目の前のバオバブの木は、何やら右腕が肥大化した人間のような見た目をしており、どこか不気味だ。
「これが、お前の言う『この子たち』なのか?」
「はい。それと、その周りの植物たちですね。『星の力』は昨日の夜、ここが閉館している時に忍び込んで譲渡しました。それから今まで動きを見せていないようなので、お加減はどうか確かめたかったのです」
「……ちょっと待て、何の話だ」
星の巫女の言葉に嫌なものを感じ、日向は語気を強めて彼女に尋ねる。
……だが、彼女が返答するよりも早く、日向の目の前から巨大な棘が突き出てきた。
「うおわ!? なんだこれ、根っこ!?」
少し色が落ちたような焦げ茶色の、太く鋭い棘。
それは見た感じ、巨大な植物の根のようだ。
日向がもう少し前に立っていたら、床ごと胴体をぶち抜かれていたところだ。
地鳴りと共に、目の前のバオバブが揺らめき、動く。
地面から幾本もの巨大な根っこが生えてくる。
それらはやがて足のように、バオバブの身体を持ち上げた。
バオバブの幹の中心が縦に開き、その中から一つの巨大な眼球が露になる。これはもはや、自然に存在していい植物ではない。
「こ、こいつ、マモノか!? 星の巫女、お前! 変なマネはしないって……!」
「『手荒な』マネはしない、と言ったのです。
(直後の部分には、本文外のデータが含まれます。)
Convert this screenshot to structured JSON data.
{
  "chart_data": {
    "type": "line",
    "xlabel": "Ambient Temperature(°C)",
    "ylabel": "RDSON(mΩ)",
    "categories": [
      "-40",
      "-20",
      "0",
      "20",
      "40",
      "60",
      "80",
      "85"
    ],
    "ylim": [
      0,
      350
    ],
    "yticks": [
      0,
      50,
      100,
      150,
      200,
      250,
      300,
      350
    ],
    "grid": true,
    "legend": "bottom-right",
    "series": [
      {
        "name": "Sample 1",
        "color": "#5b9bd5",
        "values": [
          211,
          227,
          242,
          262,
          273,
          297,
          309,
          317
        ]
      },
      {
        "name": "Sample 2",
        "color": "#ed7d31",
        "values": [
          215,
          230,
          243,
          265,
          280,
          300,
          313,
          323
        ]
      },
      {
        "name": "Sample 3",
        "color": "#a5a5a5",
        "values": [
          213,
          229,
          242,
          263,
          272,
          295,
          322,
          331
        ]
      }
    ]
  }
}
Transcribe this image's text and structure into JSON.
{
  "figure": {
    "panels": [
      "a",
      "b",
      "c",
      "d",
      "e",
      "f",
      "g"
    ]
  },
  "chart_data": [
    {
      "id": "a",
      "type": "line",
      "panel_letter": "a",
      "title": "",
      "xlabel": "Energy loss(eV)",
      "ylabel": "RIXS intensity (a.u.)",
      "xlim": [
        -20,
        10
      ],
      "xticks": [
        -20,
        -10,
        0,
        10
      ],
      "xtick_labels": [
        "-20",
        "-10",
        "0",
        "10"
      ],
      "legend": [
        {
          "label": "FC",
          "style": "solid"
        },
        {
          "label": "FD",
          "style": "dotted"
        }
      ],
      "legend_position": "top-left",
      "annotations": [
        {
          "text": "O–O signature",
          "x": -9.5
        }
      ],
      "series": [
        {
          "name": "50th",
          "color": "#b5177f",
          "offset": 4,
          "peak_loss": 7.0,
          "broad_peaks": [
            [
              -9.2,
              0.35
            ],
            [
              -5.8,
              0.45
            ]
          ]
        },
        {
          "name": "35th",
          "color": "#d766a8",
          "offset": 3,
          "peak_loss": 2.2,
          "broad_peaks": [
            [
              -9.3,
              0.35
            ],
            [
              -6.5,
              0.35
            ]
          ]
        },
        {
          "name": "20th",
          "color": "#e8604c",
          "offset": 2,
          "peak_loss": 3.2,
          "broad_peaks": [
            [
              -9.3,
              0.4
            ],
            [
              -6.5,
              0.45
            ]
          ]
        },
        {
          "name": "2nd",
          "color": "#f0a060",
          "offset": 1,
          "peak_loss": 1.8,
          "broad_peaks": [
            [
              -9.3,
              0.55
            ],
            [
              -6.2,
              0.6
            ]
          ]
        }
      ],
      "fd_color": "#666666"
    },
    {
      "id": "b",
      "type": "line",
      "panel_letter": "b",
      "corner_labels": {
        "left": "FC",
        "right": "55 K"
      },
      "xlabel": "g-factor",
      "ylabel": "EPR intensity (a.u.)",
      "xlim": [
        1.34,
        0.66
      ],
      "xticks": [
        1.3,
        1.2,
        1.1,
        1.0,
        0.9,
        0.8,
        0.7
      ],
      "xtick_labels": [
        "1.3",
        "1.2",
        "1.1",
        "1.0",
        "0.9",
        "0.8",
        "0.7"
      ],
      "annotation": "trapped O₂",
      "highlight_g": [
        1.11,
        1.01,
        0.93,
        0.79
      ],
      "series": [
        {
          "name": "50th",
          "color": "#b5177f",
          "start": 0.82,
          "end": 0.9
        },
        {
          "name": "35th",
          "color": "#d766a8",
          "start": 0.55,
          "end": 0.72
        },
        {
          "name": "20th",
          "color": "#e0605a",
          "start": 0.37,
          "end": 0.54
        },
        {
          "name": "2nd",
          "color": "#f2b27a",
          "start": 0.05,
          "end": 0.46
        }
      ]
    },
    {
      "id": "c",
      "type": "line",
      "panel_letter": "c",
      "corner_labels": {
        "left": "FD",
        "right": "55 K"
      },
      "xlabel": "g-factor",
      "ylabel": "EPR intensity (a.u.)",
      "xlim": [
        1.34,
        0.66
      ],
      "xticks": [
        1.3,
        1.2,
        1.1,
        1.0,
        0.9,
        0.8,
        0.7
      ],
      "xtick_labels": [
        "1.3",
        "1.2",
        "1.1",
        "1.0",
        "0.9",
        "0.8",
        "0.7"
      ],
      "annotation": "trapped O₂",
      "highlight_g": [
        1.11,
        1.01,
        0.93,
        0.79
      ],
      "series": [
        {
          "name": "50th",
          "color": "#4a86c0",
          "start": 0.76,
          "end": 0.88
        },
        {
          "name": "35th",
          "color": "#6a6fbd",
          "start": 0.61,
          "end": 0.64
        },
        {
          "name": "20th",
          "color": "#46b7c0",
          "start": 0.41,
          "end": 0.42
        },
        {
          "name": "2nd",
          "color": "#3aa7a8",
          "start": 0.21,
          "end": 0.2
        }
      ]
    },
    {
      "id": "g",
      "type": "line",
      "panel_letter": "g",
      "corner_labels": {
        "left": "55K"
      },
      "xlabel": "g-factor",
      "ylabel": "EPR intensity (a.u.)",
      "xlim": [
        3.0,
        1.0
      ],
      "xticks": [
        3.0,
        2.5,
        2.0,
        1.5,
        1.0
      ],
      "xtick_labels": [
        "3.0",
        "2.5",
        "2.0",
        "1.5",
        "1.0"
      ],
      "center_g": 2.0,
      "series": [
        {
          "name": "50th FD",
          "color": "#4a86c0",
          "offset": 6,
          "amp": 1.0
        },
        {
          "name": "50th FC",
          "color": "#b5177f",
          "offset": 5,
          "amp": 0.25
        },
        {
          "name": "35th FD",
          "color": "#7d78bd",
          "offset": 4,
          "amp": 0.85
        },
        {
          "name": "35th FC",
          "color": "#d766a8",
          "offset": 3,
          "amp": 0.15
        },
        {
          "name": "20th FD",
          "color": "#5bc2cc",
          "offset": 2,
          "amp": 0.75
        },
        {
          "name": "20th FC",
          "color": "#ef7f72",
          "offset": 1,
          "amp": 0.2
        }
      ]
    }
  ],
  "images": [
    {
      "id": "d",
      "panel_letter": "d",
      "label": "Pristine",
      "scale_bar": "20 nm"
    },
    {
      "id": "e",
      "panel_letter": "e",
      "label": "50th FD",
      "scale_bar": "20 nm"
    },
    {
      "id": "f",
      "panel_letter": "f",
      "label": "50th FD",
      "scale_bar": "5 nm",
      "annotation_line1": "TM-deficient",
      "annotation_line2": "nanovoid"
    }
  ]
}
私はあなたに何も危害は加えていないでしょう? 『この子たち』がどうするかは知りませんが」
「お前、謀ったな!?」
日向が周りを見れば、他の植物たちも独りでに動き出しているようだ。花弁に牙を持ち、自力でフロアを闊歩している、人型の花のマモノが目に入る。
「どうやら、この子たちもいよいよ動き出す時のようですね。良いでしょう。ならあなたたちのやり方で、この都市を自然に還しなさい」
「グモオオオオオオオオ!!」
バオバブのマモノが巨大な咆哮を上げる。
その身体に口は無い。まるで体内で反響した音がそのまま外へと漏れ出たかのような、歪な音がガラスのドーム内に響き渡る。
「……では、用事も済みましたので、私はこれで」
そう言うと星の巫女は、自身の背後に次元の裂け目を生み出した。
「あ、待て! 逃げる気か!」
日向が星の巫女を呼び止める。
しかし星の巫女は、目線だけこちらに向けて、言い放った。
「逃げる、とは語弊がありますね。帰ってあげるのです。私が戦えば、この街そのものが一瞬で崩壊する。『星の力』、その全てを持つ私には、それだけの力があります」
「…………!」
それが本当なら、勝てる道理など無い。
彼女が戦いに加われば、もはや勝ち目は無い。
「分かっていただけましたか。では、私はいつも通り見極めさせてもらいます。繁栄を勝ち取るのはあなたたちか、それともこの子たちか……」
そう言うと星の巫女は、次元の裂け目へと消えていった。
日向は黙って見送るしかない。
そして後に残ったのは、自立歩行する巨大なバオバブのマモノと、それを取り巻く牙持つ花のマモノたち。
「グモオオオオオオオオ!!」
「ああくそ、修学旅行に来てまで、なんでマモノの相手なんかしないといけないんだ!」
日向は不満をこぼしながらも、『太陽の牙』を手元に呼び出した。